Human immunodeficiency virus-associated distal sensory polyneuropathy (HIV-DSP) affects up to 50% of people with HIV and is associated with depression, unemployment, and generally worsened quality of life. Previous work on the cortical mechanism of HIV neuropathy found decreased gray matter volume in the bilateral midbrain, thalamus, and posterior cingulate cortex, but structural connectivity in this context remains under-studied. Here we examine alterations in white matter microstructure using diffusion imaging, hypothesizing that cortical white matter degeneration would be observed in continuation of the peripheral white matter atrophy previously observed in HIV-DSP. Male HIV seropositive patients (n = 57) experiencing varying degrees of HIV neuropathy underwent single-shell diffusion tensor imaging with 51 sampling directions. The scans were pooled using tractography and connectometry to create a quantitative map of white matter tract integrity, measured in generalized fractional anisotropy (GFA). The relationship between GFA and neuropathy severity was evaluated with linear regression. Correction for multiple comparisons was done using false discovery rate (FDR), a statistical method commonly used in genomics and imaging to minimize false positives when thousands of individual comparisons are made. Neuropathy severity was associated with decreased GFA along thalamocortical radiations leading along the lateral thalamus to sensorimotor cortex, with r = -0.405 (p < 0.001; FDR), as well as with the superior bilateral cingulum (r = -0.346 (p < 0.05; FDR)). Among a population of HIV neuropathy patients, greater neuropathy severity was correlated with lower white matter integrity running from midbrain to somatosensory cortex. This suggests ascending deafferentation extending from damaged peripheral nerves further downstream than seen previously, into the axons of third-order neurons. There is also evidence of cingulum degeneration, implying some more complex mechanism beyond the ascending atrophy observed here.

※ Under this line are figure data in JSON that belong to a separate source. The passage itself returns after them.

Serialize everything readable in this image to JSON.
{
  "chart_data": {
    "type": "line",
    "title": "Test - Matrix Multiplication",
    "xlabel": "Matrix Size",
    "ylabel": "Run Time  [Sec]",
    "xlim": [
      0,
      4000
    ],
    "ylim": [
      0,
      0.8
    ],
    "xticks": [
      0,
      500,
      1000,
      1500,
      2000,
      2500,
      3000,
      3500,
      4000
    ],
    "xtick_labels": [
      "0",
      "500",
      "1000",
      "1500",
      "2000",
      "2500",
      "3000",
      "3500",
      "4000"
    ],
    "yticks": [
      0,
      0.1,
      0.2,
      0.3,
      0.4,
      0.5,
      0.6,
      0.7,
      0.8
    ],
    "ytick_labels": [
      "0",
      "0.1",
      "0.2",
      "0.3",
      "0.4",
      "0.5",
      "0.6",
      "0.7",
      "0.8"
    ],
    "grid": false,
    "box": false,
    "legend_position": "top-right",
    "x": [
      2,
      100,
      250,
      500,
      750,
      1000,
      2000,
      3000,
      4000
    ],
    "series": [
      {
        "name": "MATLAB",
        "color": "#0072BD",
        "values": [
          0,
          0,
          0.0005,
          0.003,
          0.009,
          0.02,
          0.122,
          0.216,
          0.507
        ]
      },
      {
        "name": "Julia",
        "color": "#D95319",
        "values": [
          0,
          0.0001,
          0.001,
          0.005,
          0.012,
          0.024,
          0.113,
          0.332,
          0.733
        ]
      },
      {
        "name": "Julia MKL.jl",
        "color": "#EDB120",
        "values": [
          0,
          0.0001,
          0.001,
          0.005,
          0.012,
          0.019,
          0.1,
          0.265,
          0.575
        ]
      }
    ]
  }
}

人类免疫缺陷病毒相关的远端感觉多发性神经病 (HIV-DSP) 影响高达 50% 的 HIV 感染者，并与抑郁、失业和生活质量普遍恶化有关。先前关于艾滋病毒神经病变的皮质机制的研究发现，双侧中脑、丘脑和后扣带皮层的灰质体积减少，但这种情况下的结构连接性仍未得到充分研究。在这里，我们使用扩散成像检查白质微观结构的变化，假设在先前在 HIV-DSP 中观察到的外周白质萎缩的延续中将观察到皮质白质变性。患有不同程度 HIV 神经病变的男性 HIV 血清阳性患者 (n = 57) 接受了 51 个采样方向的单壳扩散张量成像。使用纤维束成像和连接测定法汇集扫描结果，以创建白质纤维束完整性的定量图，并以广义分数各向异性 (GFA) 进行测量。通过线性回归评估 GFA 和神经病变严重程度之间的关系。使用错误发现率（FDR）对多重比较进行校正，这是一种基因组学和成像中常用的统计方法，可在进行数千个单独比较时最大限度地减少误报。神经病变的严重程度与沿着丘脑外侧丘脑通向感觉运动皮层的丘脑皮质辐射的 GFA 减少有关，r = -0.405 (p < 0.001; FDR)，以及双侧上扣带回 (r = -0.346 (p < 0.05; FDR))。罗斯福））。在艾滋病毒神经病变患者群体中，神经病变严重程度越高，从中脑到体感皮层的白质完整性越低。这表明上行传入神经阻滞从受损的周围神经延伸到比之前看到的更下游，进入三级神经元的轴突。还有扣带回退化的证据，这意味着除了此处观察到的上行萎缩之外，还存在一些更复杂的机制。